А тут еще Богданович со своим пугающим известием! Ходят слухи, сказал он, пощипывая свою огненно-красную бороду, что Третье отделение, осекшись с судом, решило расправиться с выпущенными, выслав всех административно.
— Не посмеют, — заметил Саблин. — Это было бы слишком уж скандалиозно.
— Ты чересчур высокого мнения об этих господах с Цепного моста, — возразил Богданович.
— Ничуть, — настаивал на своем Саблин. — Ты послушай, о чем говорят в лавках, на улице, где угодно!
— Верно, верно! — вскочил с пола темпераментный Морозов- (тоненький, довольно высокий, он выглядел совсем мальчиком). — Едем мы сюда в конке — я, Грачевский, Орлов; прямо из «предварилки», с узелками в руках. Ведем какой-то разговор вполголоса. Как вдруг подсаживается к нам незнакомый господин: «Простите, вы, верно, выпущены по окончившемуся вчера большому политическому процессу?» В полный голос, представьте, спрашивает! Лет тридцать ему, в очках, по всему — человек с достатком. «Да», — отвечаем. Тут все обернулись к нам, кто посмелее — подошли даже. «Говорят, вы сидели в ожидании суда три года, это правда?»— спросил все тот же господин в очках. «Некоторые — четыре!» — ответил Грачевский, и видели бы вы, какое сильное впечатление произвел его ответ! Со всех сторон, только и слышалось: «Это ужасно!.. Какая жестокость!.. Но это ведь беззаконие!..» Признаться, я опешил: такое открытое сочувствие!
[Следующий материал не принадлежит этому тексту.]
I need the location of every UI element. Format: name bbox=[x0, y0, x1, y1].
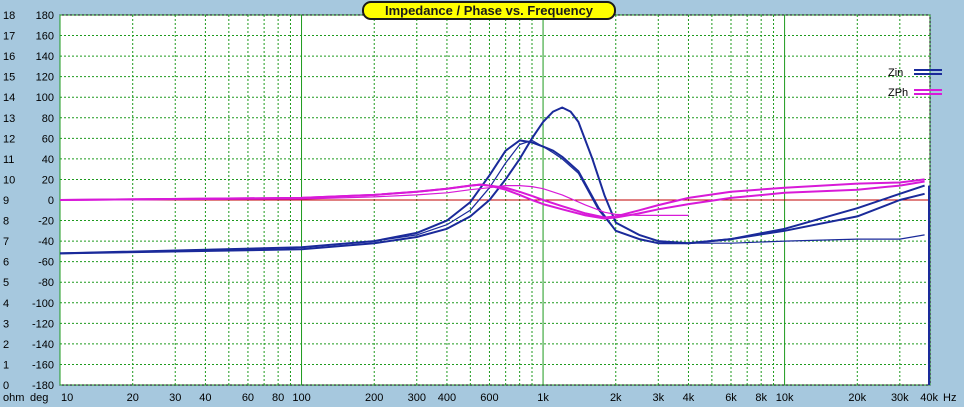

— Все это так, — легко перекрыл Морозова своим густым басом Богданович. — Я тоже мог бы привести несколько подобных сценок, не менее выразительных. И все-таки я не склонен так уж уповать на общественное мнение. Поговорят да и успокоятся.
— Ты забываешь, — горячился Морозов, — что даже и год назад такое сочувствие было невозможно. Сдвиг несомненен! Может быть, здесь, на воле, вы привыкли к этому, уже не замечаете, — свежему глазу виднее.
Соня с интересом вслушивалась в разговор. Дело было даже не в том, кто прав. Ее больше всего удивило, как разно оценивают товарищи один и тот же факт — тот несомненный факт, что самая широкая публика одобряла итоги процесса. При этом нельзя было не заметить: скептически относились к перемене Б общественном мнении только те, кто во время суда оставался на свободе и, таким образом, имел возможность каждодневно соприкасаться с помянутой публикой; Соня тоже не очень-то верила в прочность сегодняшних настроений в обществе. Но легко было понять и недавних узников: долгие годы им казалось, что никому до них нет дела, что их страдания не находят отклика за тюремными стенами; и вот, едва вырвавшись из-под замка, они неожиданно обнаруживают, что симпатии многих и многих на их стороне, как тут не возликовать! Как не вообразить себе, что отныне власти и шага ступить не смогут без опасливой оглядки на людскую молву!